Epitope-Specific Regulation of Memory Programming by Differential Duration of Antigen Presentation to Influenza-Specific CD8+ T Cells

Memory CD8+ T cells are programmed during the primary response for robust secondary responsiveness. Here we show that CD8+ T cells responding to different epitopes of influenza virus received qualitatively different signals during the primary response that altered their secondary responsiveness. Nucleoprotein (NP)-specific CD8+ T cells encountered antigen on CD40-licensed, CD70-expressing, CD103−CD11bhi dendritic cells (DCs) at later times in the primary response. As a consequence, they maintained CD25 expression and responded to interleukin-2 (IL-2) and CD27, which together programmed their robust secondary proliferative capacity and interferon-γ (IFN-γ)-producing ability. In contrast, polymerase (PA)-specific CD8+ T cells did not encounter antigen-bearing, CD40-activated DCs at later times in the primary response, did not receive CD27 and CD25 signals, and were not programmed to become memory CD8+ T cells with strong proliferative and cytokine-producing ability.

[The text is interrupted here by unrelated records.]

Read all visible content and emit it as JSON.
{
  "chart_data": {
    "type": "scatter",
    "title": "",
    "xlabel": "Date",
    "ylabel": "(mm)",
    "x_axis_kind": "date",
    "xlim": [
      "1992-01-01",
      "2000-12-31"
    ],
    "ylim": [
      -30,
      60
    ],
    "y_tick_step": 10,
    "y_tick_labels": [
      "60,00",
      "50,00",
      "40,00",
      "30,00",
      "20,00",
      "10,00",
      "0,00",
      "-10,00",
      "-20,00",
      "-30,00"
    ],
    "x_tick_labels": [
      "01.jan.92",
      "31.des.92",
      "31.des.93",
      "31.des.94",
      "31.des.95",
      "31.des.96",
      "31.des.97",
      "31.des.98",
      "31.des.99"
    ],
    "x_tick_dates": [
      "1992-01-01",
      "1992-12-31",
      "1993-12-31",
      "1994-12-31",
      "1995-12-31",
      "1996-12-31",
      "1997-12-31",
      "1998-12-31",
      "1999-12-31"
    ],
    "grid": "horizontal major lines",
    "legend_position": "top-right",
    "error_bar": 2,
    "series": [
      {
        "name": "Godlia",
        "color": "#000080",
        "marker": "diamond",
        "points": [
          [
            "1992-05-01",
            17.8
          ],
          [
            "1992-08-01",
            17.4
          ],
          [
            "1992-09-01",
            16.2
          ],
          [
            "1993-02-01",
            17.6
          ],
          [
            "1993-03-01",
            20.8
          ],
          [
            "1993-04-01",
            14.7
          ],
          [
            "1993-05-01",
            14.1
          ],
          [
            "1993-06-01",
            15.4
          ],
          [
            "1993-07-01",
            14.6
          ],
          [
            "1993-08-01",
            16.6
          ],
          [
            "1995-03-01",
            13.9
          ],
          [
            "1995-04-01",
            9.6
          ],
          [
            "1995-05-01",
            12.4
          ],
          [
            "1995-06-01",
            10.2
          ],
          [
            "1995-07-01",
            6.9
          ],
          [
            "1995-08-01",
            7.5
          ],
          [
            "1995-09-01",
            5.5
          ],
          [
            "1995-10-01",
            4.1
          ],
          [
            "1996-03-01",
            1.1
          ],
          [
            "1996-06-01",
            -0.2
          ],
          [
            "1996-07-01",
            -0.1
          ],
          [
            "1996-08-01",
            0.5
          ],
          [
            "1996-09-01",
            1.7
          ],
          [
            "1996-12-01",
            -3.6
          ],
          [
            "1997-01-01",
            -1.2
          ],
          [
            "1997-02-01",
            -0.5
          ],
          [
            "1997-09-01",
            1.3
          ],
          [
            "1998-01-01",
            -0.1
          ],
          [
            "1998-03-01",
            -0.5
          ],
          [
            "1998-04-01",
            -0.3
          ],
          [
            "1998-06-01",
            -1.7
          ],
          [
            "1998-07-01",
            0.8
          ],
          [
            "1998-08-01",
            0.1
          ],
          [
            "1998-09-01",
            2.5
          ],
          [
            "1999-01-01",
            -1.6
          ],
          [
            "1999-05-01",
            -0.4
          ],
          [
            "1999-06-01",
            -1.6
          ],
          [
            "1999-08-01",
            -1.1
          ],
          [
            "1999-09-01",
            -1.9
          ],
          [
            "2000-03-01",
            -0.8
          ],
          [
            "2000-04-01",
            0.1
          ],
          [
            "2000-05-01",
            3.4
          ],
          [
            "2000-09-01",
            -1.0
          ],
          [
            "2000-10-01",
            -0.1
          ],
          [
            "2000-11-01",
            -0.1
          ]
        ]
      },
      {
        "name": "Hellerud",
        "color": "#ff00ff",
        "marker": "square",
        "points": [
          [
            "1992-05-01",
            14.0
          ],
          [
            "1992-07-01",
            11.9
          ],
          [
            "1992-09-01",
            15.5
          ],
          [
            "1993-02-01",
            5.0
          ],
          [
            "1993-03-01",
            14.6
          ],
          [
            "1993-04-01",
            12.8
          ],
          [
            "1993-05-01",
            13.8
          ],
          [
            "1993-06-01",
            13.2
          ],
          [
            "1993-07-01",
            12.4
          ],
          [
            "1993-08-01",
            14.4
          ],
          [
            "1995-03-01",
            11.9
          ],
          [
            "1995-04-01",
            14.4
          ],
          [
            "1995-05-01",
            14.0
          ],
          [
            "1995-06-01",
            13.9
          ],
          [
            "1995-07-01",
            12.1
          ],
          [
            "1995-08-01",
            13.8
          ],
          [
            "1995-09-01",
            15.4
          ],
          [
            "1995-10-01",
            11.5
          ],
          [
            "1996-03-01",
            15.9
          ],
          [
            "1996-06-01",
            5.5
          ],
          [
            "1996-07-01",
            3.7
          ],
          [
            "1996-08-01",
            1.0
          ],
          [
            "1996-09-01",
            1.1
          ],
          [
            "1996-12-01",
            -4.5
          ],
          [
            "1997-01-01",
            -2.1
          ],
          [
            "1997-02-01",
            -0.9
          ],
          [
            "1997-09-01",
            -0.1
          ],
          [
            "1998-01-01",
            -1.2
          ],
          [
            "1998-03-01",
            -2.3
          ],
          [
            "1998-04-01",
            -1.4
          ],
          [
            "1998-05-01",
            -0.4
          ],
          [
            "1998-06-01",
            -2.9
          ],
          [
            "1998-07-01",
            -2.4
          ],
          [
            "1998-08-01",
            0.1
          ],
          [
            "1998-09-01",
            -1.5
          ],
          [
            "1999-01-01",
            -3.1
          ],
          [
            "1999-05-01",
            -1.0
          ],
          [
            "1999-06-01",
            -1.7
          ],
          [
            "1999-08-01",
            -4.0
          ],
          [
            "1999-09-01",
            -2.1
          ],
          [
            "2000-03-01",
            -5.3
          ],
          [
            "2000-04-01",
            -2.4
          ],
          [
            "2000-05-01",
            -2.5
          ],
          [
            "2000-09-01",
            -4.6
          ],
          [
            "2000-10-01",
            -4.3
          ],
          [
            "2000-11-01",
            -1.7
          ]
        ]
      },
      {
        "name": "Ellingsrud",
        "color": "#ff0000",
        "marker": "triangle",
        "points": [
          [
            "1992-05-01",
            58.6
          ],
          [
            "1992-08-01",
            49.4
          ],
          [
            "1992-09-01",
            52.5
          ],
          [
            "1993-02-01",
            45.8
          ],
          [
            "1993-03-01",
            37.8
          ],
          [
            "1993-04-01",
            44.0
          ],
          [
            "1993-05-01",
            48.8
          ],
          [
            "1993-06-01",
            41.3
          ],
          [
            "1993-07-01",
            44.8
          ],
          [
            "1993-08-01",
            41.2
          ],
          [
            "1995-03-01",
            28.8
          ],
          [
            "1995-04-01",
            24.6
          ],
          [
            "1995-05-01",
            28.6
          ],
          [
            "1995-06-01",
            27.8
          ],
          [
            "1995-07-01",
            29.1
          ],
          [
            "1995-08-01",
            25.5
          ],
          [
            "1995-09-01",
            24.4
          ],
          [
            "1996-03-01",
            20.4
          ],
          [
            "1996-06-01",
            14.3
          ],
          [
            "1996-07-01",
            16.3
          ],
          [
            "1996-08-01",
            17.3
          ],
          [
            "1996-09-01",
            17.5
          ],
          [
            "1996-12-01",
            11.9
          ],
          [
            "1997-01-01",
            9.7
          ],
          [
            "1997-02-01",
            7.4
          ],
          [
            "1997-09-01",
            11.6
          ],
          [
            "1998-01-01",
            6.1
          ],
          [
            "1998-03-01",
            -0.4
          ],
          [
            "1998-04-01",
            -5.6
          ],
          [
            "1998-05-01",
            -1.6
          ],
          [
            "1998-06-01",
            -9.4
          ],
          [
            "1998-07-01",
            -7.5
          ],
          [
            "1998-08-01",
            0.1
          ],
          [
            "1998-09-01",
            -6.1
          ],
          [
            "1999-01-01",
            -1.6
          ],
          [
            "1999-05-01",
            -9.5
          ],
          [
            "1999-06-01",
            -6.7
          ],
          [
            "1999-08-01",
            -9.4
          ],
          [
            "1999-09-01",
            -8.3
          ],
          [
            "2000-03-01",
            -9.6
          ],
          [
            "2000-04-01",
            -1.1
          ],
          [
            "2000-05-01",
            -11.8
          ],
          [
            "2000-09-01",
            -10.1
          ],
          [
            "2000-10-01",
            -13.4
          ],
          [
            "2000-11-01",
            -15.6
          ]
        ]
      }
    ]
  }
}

As a result, CD8+ T cells responding to abundant antigens, like NP, dominated the secondary response. •NP-specific and PA-specific CD8+ T cells differentially require CD40, CD25, and CD27•Presentation of NP is sustained for longer than 6 days, but presentation of PA is not•CD40 is necessary on DCs for cross-priming and late NP presentation•CD40-mediated late antigen-presentation maintains CD25 and CD27 on T cells The functional properties of memory CD8+ T cells are programmed during the primary response. Ballesteros-Tato et al. show that T cells responding to different epitopes of influenza virus receive different programming signals depending on the duration of antigen presentation.